Q2. What's the difference between bagging (Random Forest) and boosting (XGBoost)?
- Bagging trains trees independently in parallel; boosting trains them sequentially, each correcting the previous one's errors
- No difference
- Bagging is for classification, boosting for regression
- Boosting uses fewer trees
Why: Bagging averages independent estimates. Boosting builds an ensemble where each new learner focuses on the residuals of the previous ones.

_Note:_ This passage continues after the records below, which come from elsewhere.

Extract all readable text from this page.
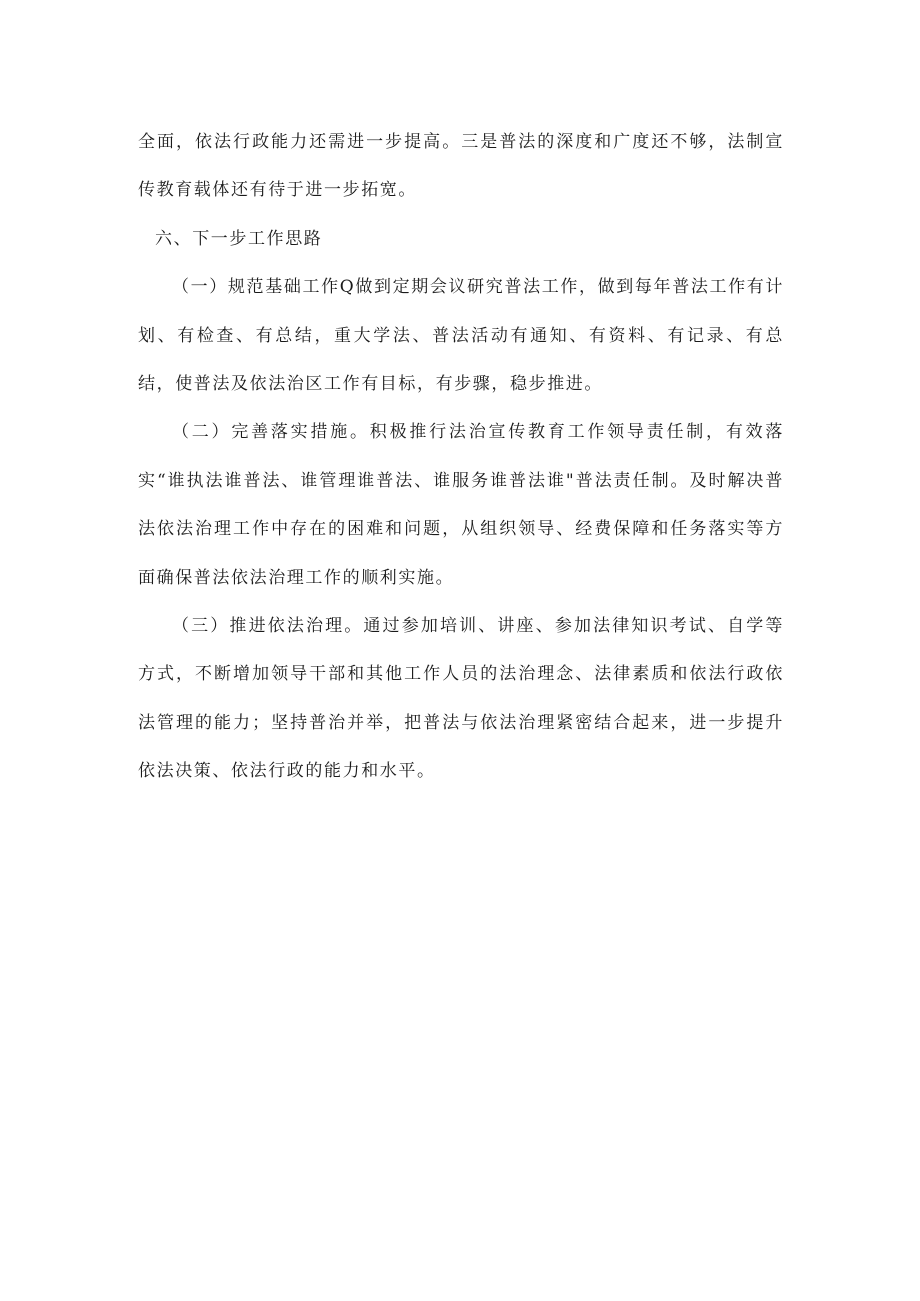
全面，依法行政能力还需进一步提高。三是普法的深度和广度还不够，法制宣传教育载体还有待于进一步拓宽。

六、下一步工作思路

（一）规范基础工作Q做到定期会议研究普法工作，做到每年普法工作有计划、有检查、有总结，重大学法、普法活动有通知、有资料、有记录、有总结，使普法及依法治区工作有目标，有步骤，稳步推进。

（二）完善落实措施。积极推行法治宣传教育工作领导责任制，有效落实“谁执法谁普法、谁管理谁普法、谁服务谁普法谁"普法责任制。及时解决普法依法治理工作中存在的困难和问题，从组织领导、经费保障和任务落实等方面确保普法依法治理工作的顺利实施。

（三）推进依法治理。通过参加培训、讲座、参加法律知识考试、自学等方式，不断增加领导干部和其他工作人员的法治理念、法律素质和依法行政依法管理的能力；坚持普治并举，把普法与依法治理紧密结合起来，进一步提升依法决策、依法行政的能力和水平。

Boosting usually achieves slightly higher accuracy but is more prone to overfitting and harder to tune.
Q3. Why is Gradient Boosting (XGBoost/LightGBM) so popular for tabular data?
- Often state-of-the-art accuracy on tabular data, with built-in handling for missing values and mixed dtypes
- It's the fastest model
- It doesn't need preprocessing
- It's interpretable
Why: Kaggle winners use it for a reason — gradient boosting consistently produces top results on structured data. Native NaN handling, feature importance reporting, and gradient-based training make it the go-to.
Common doubts¶
Random Forest vs XGBoost — when does each win?
Random Forest wins when you want zero tuning, fast prototyping, and robustness — it just works. XGBoost/LightGBM wins when you need the last 1-3% accuracy and have time to tune. For most production work, either is fine; the difference is often less than the noise in your data.
How many trees should I use?
Start with 100. More trees = better accuracy with diminishing returns. The cost: slower predictions. For Random Forest, beyond ~500 trees usually doesn't help. For boosting, use early stopping on a validation set rather than picking a fixed number.
Why is my Random Forest slow to predict?
Because each prediction must traverse hundreds of trees. Speed up by: (1) reducing n_estimators after tuning, (2) using n_jobs=-1 for parallel prediction, (3) for production, consider serving with treelite or ONNX which compile trees to efficient code.